Fill your Cup: Racial Justice Meet Self-Compassion and Mindfulness

Uncategorized Oct 17, 2019

Every Racial Justice advocate, organizer and educator needs to regularly nourish themselves. Recently, I was talking with a friend and explained why self-compassion has made such a huge difference for me as a change maker and as a partner in an interracial marriage. The following is part of this conversation:

Self compassion and mindfulness gave me a way to stand for racial justice with less wear and tear on my being... When you stand for racial justice, you're in the midst of, you're immediately in conflict, right? But conflict is wearing, right? So we live in a society where I am constantly encountering data that angers or saddens me. Or that causes me pain or discomfort. And so what self compassion and mindfulness did, and I put the two together, is they gave me a way to cultivate a ways of being within myself so that that data is less powerful in acting on my system. And so I'm more mindful, conscious of what data I'm taking in and what I'm expanding on in my thinking. However, thinking is not enough.
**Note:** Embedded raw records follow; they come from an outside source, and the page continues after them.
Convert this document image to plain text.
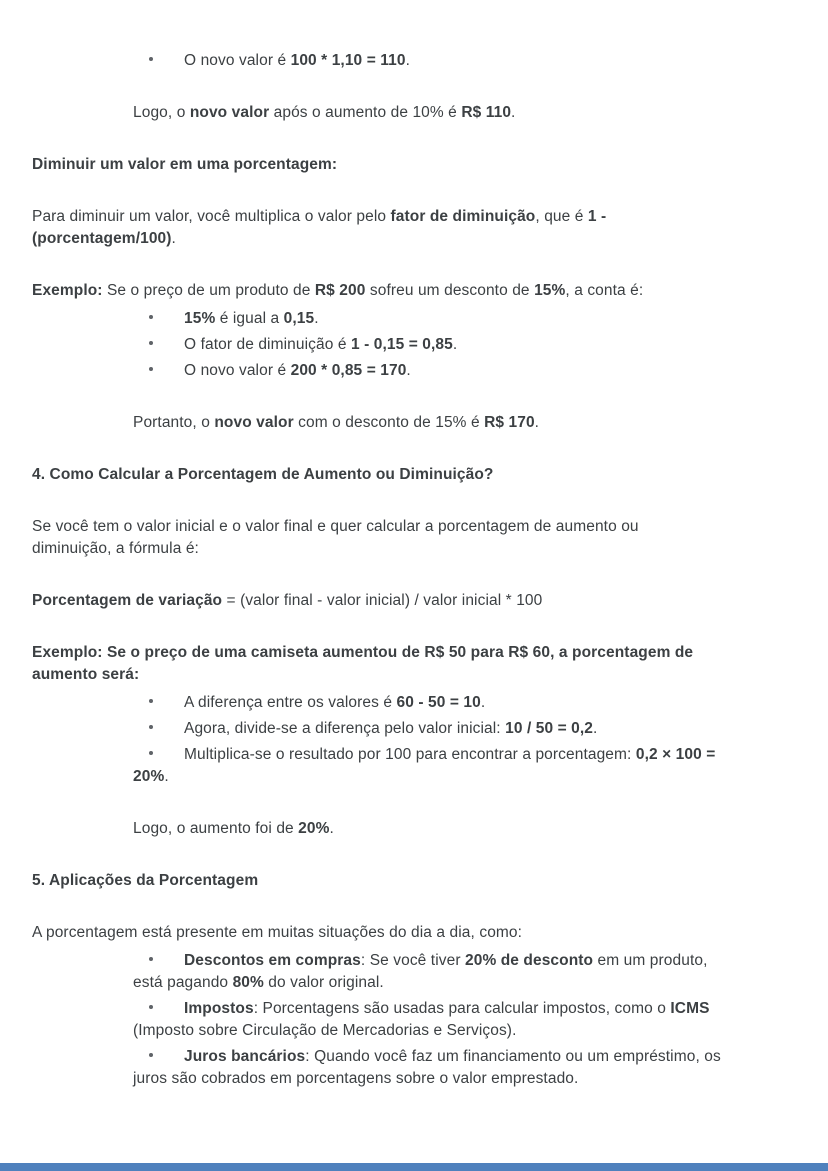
O novo valor é 100 * 1,10 = 110.
Logo, o novo valor após o aumento de 10% é R$ 110.
Diminuir um valor em uma porcentagem:
Para diminuir um valor, você multiplica o valor pelo fator de diminuição, que é 1 -
(porcentagem/100).
Exemplo: Se o preço de um produto de R$ 200 sofreu um desconto de 15%, a conta é:
15% é igual a 0,15.
O fator de diminuição é 1 - 0,15 = 0,85.
O novo valor é 200 * 0,85 = 170.
Portanto, o novo valor com o desconto de 15% é R$ 170.
4. Como Calcular a Porcentagem de Aumento ou Diminuição?
Se você tem o valor inicial e o valor final e quer calcular a porcentagem de aumento ou
diminuição, a fórmula é:
Porcentagem de variação = (valor final - valor inicial) / valor inicial * 100
Exemplo: Se o preço de uma camiseta aumentou de R$ 50 para R$ 60, a porcentagem de
aumento será:
A diferença entre os valores é 60 - 50 = 10.
Agora, divide-se a diferença pelo valor inicial: 10 / 50 = 0,2.
Multiplica-se o resultado por 100 para encontrar a porcentagem: 0,2 × 100 =
20%.
Logo, o aumento foi de 20%.
5. Aplicações da Porcentagem
A porcentagem está presente em muitas situações do dia a dia, como:
Descontos em compras: Se você tiver 20% de desconto em um produto,
está pagando 80% do valor original.
Impostos: Porcentagens são usadas para calcular impostos, como o ICMS
(Imposto sobre Circulação de Mercadorias e Serviços).
Juros bancários: Quando você faz um financiamento ou um empréstimo, os
juros são cobrados em porcentagens sobre o valor emprestado.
For most folks mindfulness is about being able to witness or see something and not be the thing that you're witnessing or seeing. I would agree with that. But for me, I practice self-compassionate mindfulness which is a very deliberate investigation, not just of my thoughts, but also of my feelings and body sensations. So I check my emotions and my body sensations, seeking to give loving care, loving kindness to my nervous system, to my physical body, to the hurt, afraid self, that's reactive in the moment. You know what I mean?

I don't push away a reaction. To be self-compassionate with it is to pay attention to it and to see if there's something that I need or is there some way in which I am extending my suffering? Are there expectations, I'm having of myself or of other people that are exacerbating the negativity of the situation? Mindful self compassion is a way to be counter-cultural. It's a way to cultivate loving kindness inside of myself as I stand for something I call justice.

The problem with only standing for justice, as I see it, is that there is no comfort in there. Our nervous systems can get worn down or distorted because we're always in fight or flight. To stand in a place of restfulness, to even deliberately cultivate restfulness as a legitimate need and desire for someone who also stands for justice is unusual, which is why you don't hear those two in the same lane. But that's what I'm interested in.